Com alta de 41,7% no valor exportado em janeiro, o Estado se destaca no cenário internacional em ano histórico
O agronegócio brasileiro encerrou 2025 com números históricos na produção de carnes e grãos, consolidando o país como potência global no setor. Em meio a esse cenário, Mato Grosso do Sul se destacou como um dos protagonistas das exportações, mantendo desempenho expressivo mesmo diante de desafios no comércio internacional.

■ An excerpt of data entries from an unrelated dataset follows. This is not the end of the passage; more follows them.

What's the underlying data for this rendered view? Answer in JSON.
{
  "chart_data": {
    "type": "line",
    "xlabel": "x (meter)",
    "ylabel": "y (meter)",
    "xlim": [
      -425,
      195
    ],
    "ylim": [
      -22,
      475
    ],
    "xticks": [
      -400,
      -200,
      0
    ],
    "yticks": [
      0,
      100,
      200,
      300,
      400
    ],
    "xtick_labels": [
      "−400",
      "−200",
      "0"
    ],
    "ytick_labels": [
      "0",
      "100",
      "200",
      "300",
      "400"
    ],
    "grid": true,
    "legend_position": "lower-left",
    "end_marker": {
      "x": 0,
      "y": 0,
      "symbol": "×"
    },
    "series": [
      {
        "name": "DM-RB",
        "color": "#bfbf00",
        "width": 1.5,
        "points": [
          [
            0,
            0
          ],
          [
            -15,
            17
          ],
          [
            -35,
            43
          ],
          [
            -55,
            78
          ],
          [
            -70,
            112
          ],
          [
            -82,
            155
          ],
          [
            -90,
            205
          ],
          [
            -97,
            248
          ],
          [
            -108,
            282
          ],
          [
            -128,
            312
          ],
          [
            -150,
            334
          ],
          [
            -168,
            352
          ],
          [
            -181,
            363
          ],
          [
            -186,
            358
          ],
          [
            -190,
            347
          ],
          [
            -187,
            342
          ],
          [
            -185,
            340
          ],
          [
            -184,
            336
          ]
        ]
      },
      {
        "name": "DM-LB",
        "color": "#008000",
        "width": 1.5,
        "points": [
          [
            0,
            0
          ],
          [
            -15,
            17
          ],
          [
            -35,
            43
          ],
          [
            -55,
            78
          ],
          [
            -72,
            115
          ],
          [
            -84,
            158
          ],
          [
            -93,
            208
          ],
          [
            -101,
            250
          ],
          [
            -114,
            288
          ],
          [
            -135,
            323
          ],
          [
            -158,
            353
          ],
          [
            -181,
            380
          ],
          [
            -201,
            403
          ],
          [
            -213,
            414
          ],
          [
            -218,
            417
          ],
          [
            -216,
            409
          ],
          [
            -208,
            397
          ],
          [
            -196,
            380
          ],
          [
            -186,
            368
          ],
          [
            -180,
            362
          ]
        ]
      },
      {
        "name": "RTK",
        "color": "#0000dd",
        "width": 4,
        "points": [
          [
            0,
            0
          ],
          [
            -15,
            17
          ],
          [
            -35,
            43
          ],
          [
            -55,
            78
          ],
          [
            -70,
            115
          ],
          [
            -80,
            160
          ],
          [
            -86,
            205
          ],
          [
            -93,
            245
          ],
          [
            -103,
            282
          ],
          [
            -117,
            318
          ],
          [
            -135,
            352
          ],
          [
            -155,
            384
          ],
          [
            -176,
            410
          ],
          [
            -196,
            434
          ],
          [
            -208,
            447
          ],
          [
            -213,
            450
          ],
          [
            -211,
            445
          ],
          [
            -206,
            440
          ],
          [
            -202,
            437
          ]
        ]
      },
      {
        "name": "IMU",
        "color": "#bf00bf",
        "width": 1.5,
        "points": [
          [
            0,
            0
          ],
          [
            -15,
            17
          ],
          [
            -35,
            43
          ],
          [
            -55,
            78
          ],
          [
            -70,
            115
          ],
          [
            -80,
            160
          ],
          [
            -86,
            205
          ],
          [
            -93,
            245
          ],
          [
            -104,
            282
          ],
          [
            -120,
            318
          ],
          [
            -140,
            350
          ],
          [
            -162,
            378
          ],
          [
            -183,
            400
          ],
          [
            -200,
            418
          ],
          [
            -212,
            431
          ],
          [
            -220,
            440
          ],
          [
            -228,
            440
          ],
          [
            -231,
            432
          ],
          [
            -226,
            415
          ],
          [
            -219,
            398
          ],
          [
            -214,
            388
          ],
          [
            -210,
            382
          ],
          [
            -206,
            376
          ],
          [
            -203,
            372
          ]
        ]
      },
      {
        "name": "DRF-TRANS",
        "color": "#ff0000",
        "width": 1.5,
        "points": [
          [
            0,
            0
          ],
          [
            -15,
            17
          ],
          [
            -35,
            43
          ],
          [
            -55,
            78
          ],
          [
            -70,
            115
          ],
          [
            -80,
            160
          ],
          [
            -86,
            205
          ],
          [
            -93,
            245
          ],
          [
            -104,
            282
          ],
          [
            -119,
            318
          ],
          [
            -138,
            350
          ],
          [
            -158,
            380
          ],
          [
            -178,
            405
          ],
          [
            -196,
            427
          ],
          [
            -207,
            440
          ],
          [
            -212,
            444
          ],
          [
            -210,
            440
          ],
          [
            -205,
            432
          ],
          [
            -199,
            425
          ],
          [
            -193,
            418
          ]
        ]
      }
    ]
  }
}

Dados preliminares do IBGE (Instituto Brasileiro de Geografia e Estatística) indicam que o Brasil produziu 11 milhões de toneladas de carne bovina em 2025, alta de 6%, assumindo a liderança mundial e superando os Estados Unidos. Foram abatidas 42,6 milhões de cabeças, 7,6% a mais que em 2024. As exportações somaram 3,5 milhões de toneladas (+21%), com receita de US$ 18 bilhões e aumento de 16% no preço médio, segundo a Abiec (Associação Brasileira das Indústrias Exportadoras de Carnes).
É nesse contexto que Mato Grosso do Sul reforça sua relevância estratégica. Um dos maiores exportadores de carne bovina para o mercado asiático, o Estado registrou, em janeiro, aumento de 41,7% no valor exportado, conforme dados da Acrissul (Associação dos Criadores de Mato Grosso do Sul). Em volume, o crescimento foi de 22,79%, tornando a agropecuária o único setor estadual com expansão simultânea de preços e quantidade embarcada.
Mesmo com a taxação anunciada pela China em dezembro, o país asiático permaneceu como principal destino das exportações sul-mato-grossenses, respondendo por 30,6% do total embarcado em janeiro. Os Estados Unidos aparecem na sequência, com 8,45%, seguidos pelos Países Baixos, com 4,68%.
No cenário nacional, outras proteínas também avançaram. A produção de carne suína atingiu 5,6 milhões de toneladas, alta de 4,1%, enquanto a de frango somou 14,2 milhões de toneladas, crescimento de 3,4%. Mesmo com restrições impostas por alguns países devido à gripe aviária, as exportações de frango cresceram e reforçaram a posição do Brasil no comércio internacional.
No campo dos grãos, as estimativas para a safra 2025/26 também são robustas. A Companhia Nacional de Abastecimento (Conab) projeta produção de 353 milhões de toneladas, enquanto o IBGE estima 343 milhões. A diferença concentra-se principalmente nas previsões de soja e milho.
Para Mato Grosso do Sul, os números confirmam a força de um setor que segue como pilar da economia estadual. Em um ambiente global de incertezas comerciais e sanitárias, o desempenho nas exportações demonstra competitividade, diversificação de mercados e capacidade de adaptação, fatores que mantêm o Estado entre os principais motores do agronegócio brasileiro.